The Vauxhall Heritage Centre, housing a collection of 75 vehicles, spanning the company’s entire 115-year history, everything from the first Vauxhall model – a 5hp, single-cylinder, chain-driven ‘horeseless carriage’, to the very latest 600hp VXR8 GTS-R.
Sitting between these book-end cars are a few others with significant anniversaries. The 1918 D-type Staff Car helped mobilise the British Army during WW1.
There’s more to the collection than just production cars. The XVR and SRV concepts showcase Vauxhall’s industry-leading design capability in the Sixties and Seventies, while the VX Lightning shows how this could have continued into the 21st century. There is also a nod to Bedford, with vehicles ranging from the 1930 2-ton truck, to the CA and CF panel vans.

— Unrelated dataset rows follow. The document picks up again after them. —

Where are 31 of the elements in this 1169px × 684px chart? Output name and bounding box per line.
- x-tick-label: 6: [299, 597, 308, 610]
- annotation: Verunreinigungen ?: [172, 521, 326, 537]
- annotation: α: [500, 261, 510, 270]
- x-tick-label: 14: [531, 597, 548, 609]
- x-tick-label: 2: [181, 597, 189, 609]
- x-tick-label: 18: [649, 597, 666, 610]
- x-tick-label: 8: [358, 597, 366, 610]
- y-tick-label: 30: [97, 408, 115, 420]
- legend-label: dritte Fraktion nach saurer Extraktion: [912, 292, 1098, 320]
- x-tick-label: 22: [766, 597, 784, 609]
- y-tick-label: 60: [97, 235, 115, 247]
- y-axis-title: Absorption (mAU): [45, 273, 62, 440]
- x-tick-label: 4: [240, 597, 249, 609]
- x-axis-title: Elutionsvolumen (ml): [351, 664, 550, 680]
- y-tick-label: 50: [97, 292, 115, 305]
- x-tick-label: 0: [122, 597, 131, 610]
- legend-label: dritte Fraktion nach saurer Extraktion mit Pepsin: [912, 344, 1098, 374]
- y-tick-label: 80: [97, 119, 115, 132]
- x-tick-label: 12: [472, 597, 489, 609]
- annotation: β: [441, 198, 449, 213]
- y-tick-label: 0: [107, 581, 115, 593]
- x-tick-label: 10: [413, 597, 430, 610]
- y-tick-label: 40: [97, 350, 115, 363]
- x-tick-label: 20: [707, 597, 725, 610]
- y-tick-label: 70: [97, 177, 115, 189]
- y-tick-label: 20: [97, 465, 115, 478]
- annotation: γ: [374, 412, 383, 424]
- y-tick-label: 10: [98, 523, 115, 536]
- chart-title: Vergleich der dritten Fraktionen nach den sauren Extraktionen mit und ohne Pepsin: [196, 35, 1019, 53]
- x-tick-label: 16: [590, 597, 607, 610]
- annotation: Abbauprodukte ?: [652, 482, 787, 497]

The breadth and quality of Vauxhall’s Heritage Collection is unique, with most cars roadworthy and maintained by Senior Restorer, Andy Boddy and Terry Forder. A majority of the vehicles were also built just around the corner from the Heritage Centre, at the famous Kimpton Road plant.
And thank you also for the wonderful Vauxhall Model by Model collectors book.
Vauxhall, Model by Model since 1903 exemplifies confidence. It shows the confidence of a company integral to British industry, well into its second century. It is a study of the oldest make of a car in the United Kingdom, one of the oldest in the world with continuous history of manufacture. Vauxhall started life on Thames-side Lambeth and in the 1920s went together with General Motors, by the 21st century the first car maker on the planet to reach 500 millions vehicles. Celebrating 90 years under the same umbrella, some 14.5 million of these were Vauxhalls. Innovation was a way of life at GM with pioneering adoption of V8 engines and automatic transmissions. Vauxhall led Edwardian splendour with the Prince Henry and the 30-98, transforming the wide popular car market in Britain with independent front suspension and integral body structures. In 1914 Vauxhall made D-type army staff cars and in 1941 Churchill tanks, at the Kimpton Road plant in Luton, home of the Vivaro van.
Vauxhall Model by Model is an independent account of Vauxhall. Its endorsement by Vauxhall Communications is another example of corporate confidence in its compiler’s objectivity.